Du côté des producteurs, la volonté de diversification est l’un des éléments clé pour vendre en direct ou en réduisant au minimum le nombre d’intermédiaires. « Les circuits courts présentent en effet un réel atout de diversification et de retour de valeur ajoutée sur l’exploitation. Ils permettent également de diminuer les temps de transport et de maîtriser le prix de vente », a complété Claire Coquillat, responsable animations marchés Agri-Agro au Crédit agricole. À cela, s’ajoute une réelle dimension sociale en créant notamment de nouvelles interactions et brisant pour certains un isolement. Les circuits courts mettent également en lumière le métier d’agriculteur.

Enfin, un réel élan politique existe autour des circuits courts dans l’objectif d’accompagner la transition alimentaire et agroalimentaire qui se profile depuis plusieurs années. Cette évolution, selon la déléguée générale du CNRA, est notamment portée par les quelque quatre cents projets alimentaires territoriaux (PAT) qui existent au sein du territoire. Ces derniers ont pour objectif de relocaliser l’agriculture et l’alimentation dans les territoires. Une relocalisation que beaucoup rêvent qu’elle soit portée par la restauration collective.

Alors, si tous les signaux semblent être au vert pour les circuits de proximité, tout n’est pas aussi rose qu’il n'y paraît. Après la Covid, certains magasins de producteurs se sont retrouvés dans le rouge, les consommateurs ayant déserté leurs allées. Il ne faut pas occulter non plus que les circuits courts demandent du temps de travail supplémentaire en termes notamment de logistique. Enfin, se lancer nécessite souvent un investissement parfois conséquent.

Alors pour Patricia Sijilmassi, directrice générale de Fermes and Co, le réseau des boutiques Bienvenue à la ferme, la clé de la réussite réside en un mot : la professionnalisation. « Au sein du réseau, nous mettons le client au cœur de la réflexion. » Selon la représentante de Fermes and Co, il faut prendre en compte les habitudes et les contraintes des consommateurs, avoir une offre complète et variée et apporter « de la pédagogie » autour des produits. Un eldorado à conquérir donc avec méthode.

Marie-Cécile Seigle-Buyat

Ce qu'il faut retenir

•          Les circuits courts c'est déjà 1 producteur sur 5 qui fait de la vente directe.
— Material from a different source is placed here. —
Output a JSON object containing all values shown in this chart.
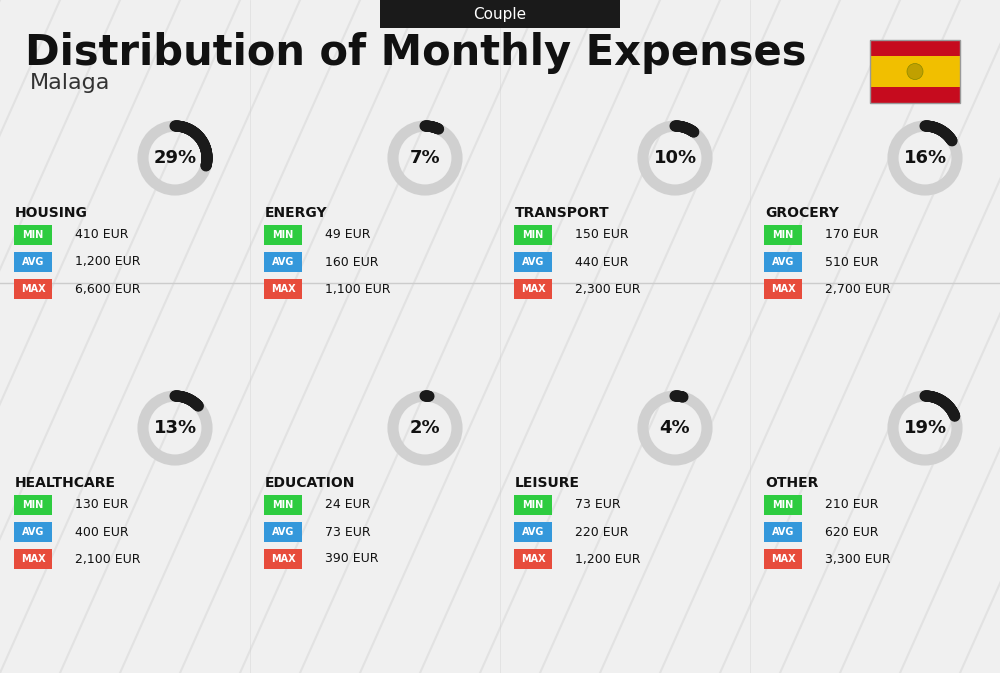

•          Un changement sociétal en cours boosté par un nouveau phénomène d'exode rural et retour aux sources.

•          23 % des agriculteurs pratiquent de la vente directe, 6 % souhaitent le faire dans les cinq prochaines années et 35 % pour les réseaux installés.

•          Entre 30 et 40 % de chiffre d'affaires en plus en un an pour les magasins de producteurs qui ont intégré le réseau Fermes and Co.

Source : communiqué de presse de Lisy.co, organisateur de la conférence de presse au SIA.